When operating internationally, a company should consider its mission, its objectives, and strategy. Four main operating objectives that may influence companies to engage in international business. They are:
1. To expand sales
2. To acquire resources
3. To diversify sources of sales and supplies
4. To minimize competitive risk
Wednesday, December 5, 2012
Field of International Business
International Business is all commercial transactions -private and governmental- between two or more countries. Private companies undertake such transactions for profit; governments may or may not do the same in their transactions. These transactions include sales, investments and transportation.
Why should you study international business? A simple answer is that international business comprises a large and growing portion of the world’s total business. Today global events and competition affect almost all companies -large or small- because most sell output to and secure supplies from foreign countries. Many companies also compete against products and services that come from abroad.

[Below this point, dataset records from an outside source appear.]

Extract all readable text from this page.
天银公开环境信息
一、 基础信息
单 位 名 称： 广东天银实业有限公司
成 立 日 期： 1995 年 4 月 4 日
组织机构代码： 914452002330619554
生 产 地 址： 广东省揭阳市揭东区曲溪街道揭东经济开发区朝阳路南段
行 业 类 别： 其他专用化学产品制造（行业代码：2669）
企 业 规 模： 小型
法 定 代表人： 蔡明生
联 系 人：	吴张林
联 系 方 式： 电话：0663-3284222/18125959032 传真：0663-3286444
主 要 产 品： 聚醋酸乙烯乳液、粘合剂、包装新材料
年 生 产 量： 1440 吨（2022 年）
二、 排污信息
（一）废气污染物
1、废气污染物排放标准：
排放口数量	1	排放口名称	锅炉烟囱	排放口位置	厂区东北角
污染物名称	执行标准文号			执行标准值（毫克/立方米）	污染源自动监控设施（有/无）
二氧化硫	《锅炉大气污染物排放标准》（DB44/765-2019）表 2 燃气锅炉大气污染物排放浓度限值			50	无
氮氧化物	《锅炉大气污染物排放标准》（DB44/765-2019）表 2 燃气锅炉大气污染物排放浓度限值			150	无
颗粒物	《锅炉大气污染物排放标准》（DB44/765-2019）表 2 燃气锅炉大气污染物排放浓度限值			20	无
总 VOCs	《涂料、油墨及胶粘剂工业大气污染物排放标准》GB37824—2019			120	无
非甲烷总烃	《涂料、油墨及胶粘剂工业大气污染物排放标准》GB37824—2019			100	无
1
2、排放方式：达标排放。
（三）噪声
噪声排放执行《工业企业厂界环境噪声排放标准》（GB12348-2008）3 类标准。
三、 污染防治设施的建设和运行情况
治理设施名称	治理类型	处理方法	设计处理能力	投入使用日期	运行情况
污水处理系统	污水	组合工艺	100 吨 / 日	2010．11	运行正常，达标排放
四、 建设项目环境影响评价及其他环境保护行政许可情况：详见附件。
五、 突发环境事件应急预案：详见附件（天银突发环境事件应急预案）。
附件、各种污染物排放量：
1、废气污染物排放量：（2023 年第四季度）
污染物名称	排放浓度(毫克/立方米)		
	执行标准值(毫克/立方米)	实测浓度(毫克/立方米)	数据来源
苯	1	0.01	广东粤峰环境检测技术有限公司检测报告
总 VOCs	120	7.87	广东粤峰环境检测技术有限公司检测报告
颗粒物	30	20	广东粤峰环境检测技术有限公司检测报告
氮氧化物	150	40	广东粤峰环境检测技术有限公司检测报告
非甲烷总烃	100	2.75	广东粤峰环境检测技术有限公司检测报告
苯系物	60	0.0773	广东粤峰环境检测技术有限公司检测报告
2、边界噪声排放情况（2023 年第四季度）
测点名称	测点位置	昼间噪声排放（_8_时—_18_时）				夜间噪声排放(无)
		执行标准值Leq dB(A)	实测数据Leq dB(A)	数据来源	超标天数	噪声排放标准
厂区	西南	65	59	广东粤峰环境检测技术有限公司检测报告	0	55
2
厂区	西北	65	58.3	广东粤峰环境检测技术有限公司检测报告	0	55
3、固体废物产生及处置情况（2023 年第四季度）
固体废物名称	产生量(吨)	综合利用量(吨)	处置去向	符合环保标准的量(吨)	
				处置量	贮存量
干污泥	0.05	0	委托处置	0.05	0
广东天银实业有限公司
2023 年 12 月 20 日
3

The conditions within a company’s external environment (the conditions outside a company as opposed to its internal ones) affect the way business functions such as marketing are carried out. These conditions are physical, societal and competitive. When a company operates internationally, it adds foreign conditions to its domestic ones making its external environment more diverse.
Even if you never have direct international business responsibilities, you may find it useful to understand some of its complexities. Companies international operations and governmental regulation of international business affect company profits, employment security and wages, consumer prices and national security. A better understanding of international business may help you to make more informed decisions, such as where you want to work and what governmental policies you want to support.